C. 酸化修飾または脱アミド化修飾がない CQA ペプチドの場合、修飾割合は苛酷処理の状態に関係なく一貫しています。h: HC:T26 (EEQYNSTYR) G0F N、i: HC:T26 (EEQYNSTYR) G0F-GlcNAc N、j: HC:T26 (EEQYNSTYR) G1F N、k: HC:T26 (EEQYNSTYR) Man5 N、l: HC:T26 (EEQYNSTYR) G2F N、m. HC:T43 (SLSLSPG) + リシン C-末端。

結論

30 µg の mAb サンプルを使用して、CQA ペプチドの相対的定量について一貫した結果が得られました。これには、Andrew+ ロボットプラットホームのトリプシン自動消化プロトコルシーケンスと、自己消化耐性が高く、他のシーケンスグレードのトリプシン製品と比較して活性が高い、新しいトリプシン（RapiZyme トリプシン）を使用しました^4,5。この自動化されたトリプシン消化メソッドでは、4 時間以内に 48 サンプルを生成できます。さらに、ESI-ToF BioAccord LC-MS メソッドの合計分析時間は 10 分間で、waters_connect に搭載された Peptide MAM アプリケーションソフトウェアにより自動 LC-MS データ解析が実現します。

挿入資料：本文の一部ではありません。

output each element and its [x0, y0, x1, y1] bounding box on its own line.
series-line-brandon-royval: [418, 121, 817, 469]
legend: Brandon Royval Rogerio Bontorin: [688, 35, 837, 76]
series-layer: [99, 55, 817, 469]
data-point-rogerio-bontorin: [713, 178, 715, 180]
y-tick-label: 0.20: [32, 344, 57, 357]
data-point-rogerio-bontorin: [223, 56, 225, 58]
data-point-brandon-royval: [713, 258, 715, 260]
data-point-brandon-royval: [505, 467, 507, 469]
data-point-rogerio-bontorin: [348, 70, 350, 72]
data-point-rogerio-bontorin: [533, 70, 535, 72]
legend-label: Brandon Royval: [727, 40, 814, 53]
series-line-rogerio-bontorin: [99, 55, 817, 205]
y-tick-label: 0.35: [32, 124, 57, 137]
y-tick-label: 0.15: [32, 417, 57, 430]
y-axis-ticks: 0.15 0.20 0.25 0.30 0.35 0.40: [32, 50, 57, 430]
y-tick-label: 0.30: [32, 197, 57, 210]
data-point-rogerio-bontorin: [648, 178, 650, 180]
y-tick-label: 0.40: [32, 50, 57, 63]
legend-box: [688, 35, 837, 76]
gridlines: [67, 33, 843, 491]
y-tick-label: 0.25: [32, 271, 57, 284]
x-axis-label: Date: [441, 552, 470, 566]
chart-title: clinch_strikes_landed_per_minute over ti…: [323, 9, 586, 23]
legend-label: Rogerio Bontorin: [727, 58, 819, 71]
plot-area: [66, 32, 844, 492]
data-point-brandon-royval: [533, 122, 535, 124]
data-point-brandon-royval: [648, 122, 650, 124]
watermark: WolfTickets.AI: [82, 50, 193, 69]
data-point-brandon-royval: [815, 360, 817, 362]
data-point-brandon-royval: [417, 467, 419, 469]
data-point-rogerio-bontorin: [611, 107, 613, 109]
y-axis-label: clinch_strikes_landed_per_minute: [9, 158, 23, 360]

このアプリケーションノートで概説した一般的な手順では、使用するロボットプラットホームと LC-MS の機能を実証しています。また、他のタンパク質サンプルの特定の分析要件を満たすように簡単に最適化することができます。

参考文献

Lange I., Chhatre S., and Zoro B. Reducing Timelines in Early Process Development – Using a Multiparametric Clone-Selection and Feed-Optimization Strategy.Bioprocess International, November 2014.
Ren D., Pipes G.D., Liu D., Shih L-Y, Nichols A.C., Treuheit M.J., Brems D.N., Bondarenko P.V. An improved trypsin digestion method minimizes digestion-inducedmodifications on proteins. Analytical Biochemistry 392 (2009) 12–21.
Hanna C. M., Koza S. M., Yu Y. Q. Automated High-Throughput N-glycan Labelling and LC-MS Analysis for Protein A Purified Monoclonal Antibodies.Waters Application note.720007854, February 2023.
Ippoliti S., Zampa N., Yu Y. Q., Lauber M. A. Versatile and Rapid Digestion Protocols for Biopharmaceutical Characterization Using RapiZyme™ Trypsin.Waters Application note.720007840, January 2023.
Finny A. S., Zampa N., Addepalli B., Lauber M. A. Fast and Robust LC-UV-MS Based Peptide Mapping Using RapiZyme™ Trypsin and IonHance™ DFA.Waters Application note.720007864, February 2023.